20.9.14

Capítulo Vinte e Oito - Maratona (2/3)







– EU LHE disse. Eu não lhe disse que ele iria surtar quando visse meu “eu” de verdade? – esbravejava Demi, enquanto andava pelo escritório de Miley às 8h da manhã seguinte.
Ela não conseguiu esperar até a hora do almoço para encontrar a amiga, e aquela certamente não era uma conversa para ser travada por telefone. Não, uma queixa daquele nível requeria que fosse pessoalmente, cara a cara.
Então ela limpou as lágrimas, se dando o trabalho apenas de passar rímel e colocar o cabelo para trás com uma faixa de couro. A calça jeans era pura provocação, pois ela sabia que iria para o escritório do pai.
– Talvez tenha sido outra coisa – disse Miley, mordiscando o polegar. A pobre loura estava tentando comer um pãozinho, quando Demi irrompeu pela sala. Mastigar as unhas era um substituto nutricional um tanto pobre. – Talvez ele estivesse nervoso porque você estava fazendo anotações sobre o trabalho dele. Talvez ele tivesse achado que você simplesmente, sabe, leria e lhe faria afagos na cabeça ou coisa assim.

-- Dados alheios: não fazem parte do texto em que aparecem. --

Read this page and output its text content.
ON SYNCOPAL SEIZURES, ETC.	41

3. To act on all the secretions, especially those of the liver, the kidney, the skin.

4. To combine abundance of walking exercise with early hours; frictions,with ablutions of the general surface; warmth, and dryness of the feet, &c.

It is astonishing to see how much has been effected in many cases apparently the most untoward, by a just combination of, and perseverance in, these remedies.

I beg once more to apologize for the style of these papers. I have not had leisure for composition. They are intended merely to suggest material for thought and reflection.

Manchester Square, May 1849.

– Talvez ele tenha ficado sem palavras ao ver minha calça larga, meu suéter e minha cara oleosa.
O revirar de olhos de Miley obrigou Demi a desacelerar, a esquecer a dor e pensar.
– Talvez seja porque minhas resenhas estão vencendo, por isso ele está bravo. Quero dizer, ele declarou publicamente que, se eu vencesse, ele teria de acrescentar emoção às suas histórias. – Mesmo tendo dito em voz alta, no fundo Demi sabia que não era por isso. Ela havia lido os originais de Joe depois de ele ter ido embora, três vezes, esperando se perder na história e se esquecer da dor por causa de sua partida abrupta.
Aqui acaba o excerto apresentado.